I think it's mainly because the doctors are trying to rush through their documentation, so they're shortening things wherever they can. I also notice them dictating with a lot more short sentence fragments too. I think maybe all this "text speak" is evolving into a modern form of "medic speak."

But, I don't have access to the patient's record and I wasn't there during the exam, so if they dictate Nexium 40, that is exactly what I type. I will never ever add the mg, mcg, mEq for them. I'm just not willing to add something to a patient's report on my own like that and take that responsibility onto my shoulders.

It's just like the MT who got a critical error from QA because the dictated BMI did not match up to the patient's height and weight, and she got drug through the coals for not automatically calculating the BMI herself and typing in the correct number instead of what was dictated. BUT...how do they know that it was the BMI that the dictator got wrong? Maybe he mispoke on the height and/or weight and the BMI was in fact correct and it was actually one of the other values that was wrong. Without access to the patient's chart, the MT has no way to know for sure.

I don't like it either, but - GT

[ In Reply To ..]
at the last hospital I worked for, it was a requirement that the MT/Editor would add the unit of measure for medications when the doctor did not dictate it.

I think a hospital MT is different - sm

[ In Reply To ..]
Hospital MTs usually have access to a patient's entire medical record or at the very least have access to their past reports.
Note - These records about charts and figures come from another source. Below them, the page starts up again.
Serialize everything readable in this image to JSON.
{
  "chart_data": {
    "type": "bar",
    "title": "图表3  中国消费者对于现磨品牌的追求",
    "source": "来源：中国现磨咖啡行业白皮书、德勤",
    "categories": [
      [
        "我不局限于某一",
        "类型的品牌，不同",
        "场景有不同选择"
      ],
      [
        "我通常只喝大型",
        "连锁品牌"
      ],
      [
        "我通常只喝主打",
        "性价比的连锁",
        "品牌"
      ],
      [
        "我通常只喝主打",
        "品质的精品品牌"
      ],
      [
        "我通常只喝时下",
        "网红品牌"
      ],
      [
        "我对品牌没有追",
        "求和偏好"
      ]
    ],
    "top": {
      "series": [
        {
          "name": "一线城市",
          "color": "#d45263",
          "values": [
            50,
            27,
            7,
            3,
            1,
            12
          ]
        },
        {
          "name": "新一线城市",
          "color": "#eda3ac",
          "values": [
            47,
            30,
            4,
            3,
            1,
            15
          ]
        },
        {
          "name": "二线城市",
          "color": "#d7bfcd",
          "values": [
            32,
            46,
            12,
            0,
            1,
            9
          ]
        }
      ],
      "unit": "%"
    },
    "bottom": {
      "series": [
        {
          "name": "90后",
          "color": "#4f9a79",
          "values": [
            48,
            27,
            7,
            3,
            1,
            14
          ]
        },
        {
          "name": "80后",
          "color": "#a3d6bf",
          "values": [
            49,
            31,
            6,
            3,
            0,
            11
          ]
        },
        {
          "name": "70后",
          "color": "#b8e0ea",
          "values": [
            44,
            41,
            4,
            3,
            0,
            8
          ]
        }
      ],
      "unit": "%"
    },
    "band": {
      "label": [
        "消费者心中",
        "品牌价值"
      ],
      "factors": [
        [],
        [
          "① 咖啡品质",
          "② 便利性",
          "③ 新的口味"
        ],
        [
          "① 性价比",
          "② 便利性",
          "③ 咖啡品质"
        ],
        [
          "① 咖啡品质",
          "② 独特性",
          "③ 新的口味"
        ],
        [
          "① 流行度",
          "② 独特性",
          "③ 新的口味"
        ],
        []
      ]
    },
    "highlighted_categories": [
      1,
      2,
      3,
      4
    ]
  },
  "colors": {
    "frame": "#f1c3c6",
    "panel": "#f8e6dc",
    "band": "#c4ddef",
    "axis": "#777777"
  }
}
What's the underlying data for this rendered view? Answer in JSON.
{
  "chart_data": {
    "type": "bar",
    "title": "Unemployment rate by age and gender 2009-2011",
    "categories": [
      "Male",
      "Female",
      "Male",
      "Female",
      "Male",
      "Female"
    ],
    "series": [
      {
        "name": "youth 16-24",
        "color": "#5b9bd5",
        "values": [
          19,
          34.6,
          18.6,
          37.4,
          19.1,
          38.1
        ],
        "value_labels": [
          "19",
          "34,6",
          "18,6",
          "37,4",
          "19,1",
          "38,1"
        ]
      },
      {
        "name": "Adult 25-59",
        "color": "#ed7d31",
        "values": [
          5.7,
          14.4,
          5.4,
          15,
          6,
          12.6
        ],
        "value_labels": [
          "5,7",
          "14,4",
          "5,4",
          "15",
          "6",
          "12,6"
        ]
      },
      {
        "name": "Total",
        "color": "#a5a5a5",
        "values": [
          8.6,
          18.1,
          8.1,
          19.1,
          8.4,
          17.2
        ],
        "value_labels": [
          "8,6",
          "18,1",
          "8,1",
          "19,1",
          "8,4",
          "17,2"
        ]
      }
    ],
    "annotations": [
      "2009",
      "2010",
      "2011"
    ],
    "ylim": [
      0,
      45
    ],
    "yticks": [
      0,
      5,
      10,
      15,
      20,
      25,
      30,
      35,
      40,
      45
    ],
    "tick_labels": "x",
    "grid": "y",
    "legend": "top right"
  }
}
I am an IC, working at home, and I am just transcribing reports blind, without being able to see the patient's records or any past reports.

If I had the ability to look things up on a patient, I would have no problem with adding some of these things. But, since I am typing single reports in total isolation, without the benefit of past documentation, I am just not willing to take the leap of faith and add things that I don't really know. What if I'm wrong? It would then become my fault if a patient was injured or died and I'm just not willing to take that chance with another person's health or life.